I think what I’m really truly searching for right now is “home.”
I mean, who isn’t, right?
When I google the word “home” the first thing that pops up is Google maps and the address of my parents’ house. It made me laugh a little bit because that house no longer feels like home.
[And yes, I did that very clichéd thing and googled “home” to try and give you all a definition of it, as if you don’t already know.]
At least, it’s not the home I belong in, not anymore.
Google also tells me that home is “a place where one lives permanently.” I suppose that’s not really the definition of “home” that I’m looking for either. I’m young enough where I wouldn’t mind moving around, seeing the world. I’m not quite ready to settle down. Get stability, yes. But settle down, no.

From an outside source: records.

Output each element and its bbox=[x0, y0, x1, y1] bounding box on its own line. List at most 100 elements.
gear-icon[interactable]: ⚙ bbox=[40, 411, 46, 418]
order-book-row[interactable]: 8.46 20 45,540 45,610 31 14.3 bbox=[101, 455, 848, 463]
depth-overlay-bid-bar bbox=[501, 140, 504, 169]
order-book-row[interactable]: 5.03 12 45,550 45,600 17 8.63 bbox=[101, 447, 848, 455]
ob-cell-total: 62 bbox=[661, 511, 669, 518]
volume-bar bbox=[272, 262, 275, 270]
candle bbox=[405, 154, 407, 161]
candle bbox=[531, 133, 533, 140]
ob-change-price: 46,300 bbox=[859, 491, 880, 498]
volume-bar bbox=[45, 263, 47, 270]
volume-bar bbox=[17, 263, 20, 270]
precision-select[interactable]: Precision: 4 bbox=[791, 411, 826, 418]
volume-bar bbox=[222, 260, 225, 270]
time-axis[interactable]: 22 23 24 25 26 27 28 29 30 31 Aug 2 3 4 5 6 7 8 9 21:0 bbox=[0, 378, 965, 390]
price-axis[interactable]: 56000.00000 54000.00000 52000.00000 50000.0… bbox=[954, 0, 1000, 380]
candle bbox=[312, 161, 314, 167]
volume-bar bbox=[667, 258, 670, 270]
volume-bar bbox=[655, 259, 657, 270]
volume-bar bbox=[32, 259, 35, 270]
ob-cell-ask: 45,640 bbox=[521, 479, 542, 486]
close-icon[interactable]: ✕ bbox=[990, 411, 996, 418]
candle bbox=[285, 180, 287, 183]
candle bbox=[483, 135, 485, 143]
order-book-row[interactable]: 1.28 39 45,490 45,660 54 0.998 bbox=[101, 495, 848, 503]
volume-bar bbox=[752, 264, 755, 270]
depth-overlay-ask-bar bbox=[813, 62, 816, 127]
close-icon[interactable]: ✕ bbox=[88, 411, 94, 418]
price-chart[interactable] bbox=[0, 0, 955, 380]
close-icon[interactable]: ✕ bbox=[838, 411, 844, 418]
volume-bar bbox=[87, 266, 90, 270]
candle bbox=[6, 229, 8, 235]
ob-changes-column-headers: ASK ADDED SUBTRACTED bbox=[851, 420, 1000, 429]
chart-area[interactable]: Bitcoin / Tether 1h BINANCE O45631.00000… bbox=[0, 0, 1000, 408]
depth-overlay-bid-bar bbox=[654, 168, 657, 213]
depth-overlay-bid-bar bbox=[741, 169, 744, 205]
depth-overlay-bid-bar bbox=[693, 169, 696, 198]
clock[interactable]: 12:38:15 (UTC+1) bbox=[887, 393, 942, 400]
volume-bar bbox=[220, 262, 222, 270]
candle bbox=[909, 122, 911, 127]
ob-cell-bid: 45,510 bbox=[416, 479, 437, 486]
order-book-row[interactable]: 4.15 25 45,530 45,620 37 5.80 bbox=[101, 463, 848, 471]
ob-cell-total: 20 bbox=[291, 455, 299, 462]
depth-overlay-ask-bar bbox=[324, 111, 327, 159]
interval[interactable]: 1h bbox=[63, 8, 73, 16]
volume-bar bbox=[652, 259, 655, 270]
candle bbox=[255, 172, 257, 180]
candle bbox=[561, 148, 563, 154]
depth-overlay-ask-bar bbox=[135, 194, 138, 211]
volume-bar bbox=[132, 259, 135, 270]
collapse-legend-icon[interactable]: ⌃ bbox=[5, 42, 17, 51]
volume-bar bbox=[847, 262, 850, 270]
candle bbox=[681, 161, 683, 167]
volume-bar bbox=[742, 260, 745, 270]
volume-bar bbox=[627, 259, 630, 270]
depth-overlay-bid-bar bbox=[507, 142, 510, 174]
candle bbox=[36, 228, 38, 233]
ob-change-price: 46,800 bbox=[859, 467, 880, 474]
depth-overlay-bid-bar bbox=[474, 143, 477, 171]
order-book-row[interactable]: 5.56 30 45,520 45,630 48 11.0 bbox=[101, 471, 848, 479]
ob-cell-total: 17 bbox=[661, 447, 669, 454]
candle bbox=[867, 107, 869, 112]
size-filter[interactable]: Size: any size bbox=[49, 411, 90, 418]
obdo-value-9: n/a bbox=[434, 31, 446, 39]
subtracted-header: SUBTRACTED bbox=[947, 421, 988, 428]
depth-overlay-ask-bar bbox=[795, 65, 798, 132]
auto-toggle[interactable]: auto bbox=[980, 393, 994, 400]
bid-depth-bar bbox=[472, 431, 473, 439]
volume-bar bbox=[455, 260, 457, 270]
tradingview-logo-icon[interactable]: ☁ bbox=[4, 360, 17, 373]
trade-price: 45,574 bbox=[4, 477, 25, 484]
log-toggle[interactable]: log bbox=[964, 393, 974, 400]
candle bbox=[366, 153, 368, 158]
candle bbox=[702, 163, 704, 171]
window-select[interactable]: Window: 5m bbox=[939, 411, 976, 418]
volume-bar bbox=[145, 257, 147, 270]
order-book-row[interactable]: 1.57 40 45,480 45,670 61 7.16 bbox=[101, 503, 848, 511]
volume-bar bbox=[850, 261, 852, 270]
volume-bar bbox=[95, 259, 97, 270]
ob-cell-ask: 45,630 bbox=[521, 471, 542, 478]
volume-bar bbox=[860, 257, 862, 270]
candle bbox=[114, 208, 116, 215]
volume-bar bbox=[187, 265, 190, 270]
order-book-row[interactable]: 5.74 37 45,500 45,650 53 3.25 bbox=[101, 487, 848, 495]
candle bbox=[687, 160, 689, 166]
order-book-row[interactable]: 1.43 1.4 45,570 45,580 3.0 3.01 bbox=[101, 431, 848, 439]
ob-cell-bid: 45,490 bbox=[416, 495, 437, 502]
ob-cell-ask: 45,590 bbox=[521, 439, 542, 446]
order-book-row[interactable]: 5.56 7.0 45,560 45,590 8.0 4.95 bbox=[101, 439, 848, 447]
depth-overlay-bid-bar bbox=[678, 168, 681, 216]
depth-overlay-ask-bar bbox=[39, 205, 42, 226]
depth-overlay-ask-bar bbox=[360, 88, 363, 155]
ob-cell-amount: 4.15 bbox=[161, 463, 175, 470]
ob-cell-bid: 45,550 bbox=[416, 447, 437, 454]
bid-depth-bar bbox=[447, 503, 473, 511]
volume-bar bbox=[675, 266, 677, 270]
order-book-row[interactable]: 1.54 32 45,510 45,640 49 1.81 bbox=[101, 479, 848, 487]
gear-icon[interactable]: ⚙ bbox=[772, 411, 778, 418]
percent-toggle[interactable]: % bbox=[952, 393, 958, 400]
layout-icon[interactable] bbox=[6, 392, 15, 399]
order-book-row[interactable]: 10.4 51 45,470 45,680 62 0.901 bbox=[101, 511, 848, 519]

I guess the home I’m looking for is more about belonging, about purpose. It’s more about a feeling in your bones than a label of permanence. It’s about the life that you get from the air that you breathe or the energy you feel from the people around you.
Perhaps I’m talking nonsense now. Perhaps I’m feeding into that irresistible idea that if I could only find that city, that place where I’m supposed to be, then, then I could be happy. A beautiful notion, of stumbling upon that cluster of roads and buildings that will give you meaning but also a foolish one – because no matter how far I travel, if I go all the way to the other coast or even dare to go further, my problems will follow me. A new city isn’t golden ticket to new found happiness, it won’t erase my emotional baggage.
Oh but wouldn’t it be great to trade in these same old tired streets for another set? A louder set, a busier set, hell even a dirtier set perhaps. To trade in the cactuses and mesquite trees for skyscrapers or pine trees.
I’ve never realized how unsettled I was to not have a “home.” It was such a comfort that I took for granted when I had it.
People say that “home is where the heart it.” Well my heart is spread all across the world. In Arizona, in the Philippines, in California, in New Jersey and in Nebraska – the places where all the people who hold my heart are. So where do I really belong, where is my home if my heart is spread so thin?
I suppose the answer is that I have to start making a home for myself. But I think for me, most of all, home is the people. And I have yet to find my people in this next stage of life, in this post-college adventure.
I’m turning 24 in just a few days and for some reason that age feels so heavy. 24 feels like an age where one should know what they want in life and be well on their way to achieving that.
Perhaps I’m just experiencing my “quarter-life crisis” a bit early.
So I hope in 2017 I find a “home.” Maybe not the idealized version I’m picturing in my head, but I hope I’m brave enough to find a new “home” this year.